Bad inputs for unit testing on a text parser_问答_开发者

Bad inputs for unit testing on a text parser

开发者 https://www.devze.com 2022-12-09 14:34 出处：网络

I would like to write the unit test for a text parser class but I am not sure about the Bad Inputs I need to give to the test method in order to be sure it work in all p开发者_JS百科ossible cases.

I would like to write the unit test for a text parser class but I am not sure about the Bad Inputs I need to give to the test method in order to be sure it work in all p开发者_JS百科ossible cases.

The method uses some regular expression plus string manipulation, but if I understood well the Unit Testing approach I don't have to concentrate on the method implementation but see it as a black box. Right?

The method is

Public Function GetSymbol(ByVal symbol As String) As SymbolInfo

if the symbol specified is found it return an instance of SymbolInfo will all needed data, otherwise it return Nothing.

My problem now is creating the range of bad inputs for this method, but they are so many that I have no idea how to do it in an effective way.

Can you give me some hints? I am newbie about unit testing, just started.

I don't believe that a pure Black Box approach is completely right.

My thinking would go like this:

A). Look at the inputs. Think of ways that a person could send in bad stuff. Examples:

Null reference
Empty string
Very long string
String with all digits
String with weird punctuation characters
String with unprintable, or strange character sets

In each case you need to know the expected outcome - that is the formal definition of what is "right". To this extent you are doing Black Box testing. You don't want to know what the code does, you want to know what it should do.

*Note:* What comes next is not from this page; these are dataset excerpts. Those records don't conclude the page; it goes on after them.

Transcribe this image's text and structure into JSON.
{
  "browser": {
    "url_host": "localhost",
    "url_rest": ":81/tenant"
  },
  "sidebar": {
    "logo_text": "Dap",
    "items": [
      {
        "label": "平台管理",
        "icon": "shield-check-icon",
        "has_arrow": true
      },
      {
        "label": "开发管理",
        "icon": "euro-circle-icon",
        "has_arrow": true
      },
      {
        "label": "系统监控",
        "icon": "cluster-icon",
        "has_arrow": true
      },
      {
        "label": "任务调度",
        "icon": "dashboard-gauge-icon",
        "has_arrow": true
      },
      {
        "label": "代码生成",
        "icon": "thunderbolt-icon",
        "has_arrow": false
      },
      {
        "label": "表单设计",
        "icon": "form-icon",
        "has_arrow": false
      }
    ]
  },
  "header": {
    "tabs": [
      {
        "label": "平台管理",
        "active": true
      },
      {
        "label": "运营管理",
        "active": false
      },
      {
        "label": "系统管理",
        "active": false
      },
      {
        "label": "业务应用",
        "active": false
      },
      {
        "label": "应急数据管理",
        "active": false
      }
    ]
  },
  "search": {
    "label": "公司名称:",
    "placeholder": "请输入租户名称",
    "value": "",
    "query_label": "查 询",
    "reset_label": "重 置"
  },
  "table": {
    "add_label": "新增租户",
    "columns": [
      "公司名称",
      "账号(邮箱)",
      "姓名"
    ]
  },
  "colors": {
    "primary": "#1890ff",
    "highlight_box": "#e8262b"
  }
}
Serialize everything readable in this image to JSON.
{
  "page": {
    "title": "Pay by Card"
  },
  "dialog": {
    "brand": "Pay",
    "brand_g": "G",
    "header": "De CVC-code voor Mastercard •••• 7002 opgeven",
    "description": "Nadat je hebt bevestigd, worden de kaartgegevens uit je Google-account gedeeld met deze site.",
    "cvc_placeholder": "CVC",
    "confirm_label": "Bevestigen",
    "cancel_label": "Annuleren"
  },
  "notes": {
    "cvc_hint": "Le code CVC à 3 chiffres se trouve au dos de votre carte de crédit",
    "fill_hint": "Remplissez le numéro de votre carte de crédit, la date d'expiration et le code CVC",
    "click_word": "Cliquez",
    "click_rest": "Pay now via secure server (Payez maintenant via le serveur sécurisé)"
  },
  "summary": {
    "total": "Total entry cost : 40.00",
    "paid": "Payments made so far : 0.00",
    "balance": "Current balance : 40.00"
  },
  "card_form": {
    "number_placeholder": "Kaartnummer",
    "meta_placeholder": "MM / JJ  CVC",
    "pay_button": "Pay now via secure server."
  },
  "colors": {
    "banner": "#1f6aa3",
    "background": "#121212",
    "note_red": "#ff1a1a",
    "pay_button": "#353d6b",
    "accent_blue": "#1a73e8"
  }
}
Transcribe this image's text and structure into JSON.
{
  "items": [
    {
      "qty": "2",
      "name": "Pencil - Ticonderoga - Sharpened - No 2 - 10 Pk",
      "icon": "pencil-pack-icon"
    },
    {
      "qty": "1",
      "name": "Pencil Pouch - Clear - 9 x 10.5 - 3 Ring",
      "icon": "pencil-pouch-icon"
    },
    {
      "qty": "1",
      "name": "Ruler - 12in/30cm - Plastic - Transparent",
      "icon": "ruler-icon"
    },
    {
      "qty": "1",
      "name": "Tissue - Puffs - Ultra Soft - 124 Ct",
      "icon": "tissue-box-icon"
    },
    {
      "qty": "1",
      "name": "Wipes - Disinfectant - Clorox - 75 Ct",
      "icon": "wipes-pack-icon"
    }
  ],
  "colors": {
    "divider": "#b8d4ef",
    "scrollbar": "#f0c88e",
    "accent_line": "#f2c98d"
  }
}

B). But now we open the box. You look at the code and look for the various branches it has. Do your tests exercise those branches? There are coverage tools to analyse your tests. Suppose that you had a special case: to take a silly example, the word MY-SPECIAL-SYMBOL is subject to some special processing, there's an "If" for that. Your test case needs to include that as an input. You often can only find such corner cases by looking at the code. (Yes the spec should tell you, but the implementors often find interesting extras, so look at the code.

C). What about side effects? Suppose that this method was supposed to update a cache for each symbol it found. It's a formal requriement of the component, and yet the interface doesn't tell you that. Again you are going inside the Black Box. So here you might use mocks to let you verify that the component in turn passed the right data to the cache api.

If you are using .NET you could use Pex to generate inputs for your unit tests. Even if you don't keep the generated tests themselves it would give you a good set of inputs to get you started.

As a general rule, you can start with all values that are clearly outside of the accepted range, like Nothing or null, the empty string, strings with whitespace chars, strings with seperator chars. If all those bad inputs are handled gracefully or raise the appropriate exception you can start building bad input with the knowledge of what good input is. Like both upper- and lowercase versions of the input strings, strings including international characters, etc. What is an optimal set of bad inputs depends heavilly on the structure of what you parse.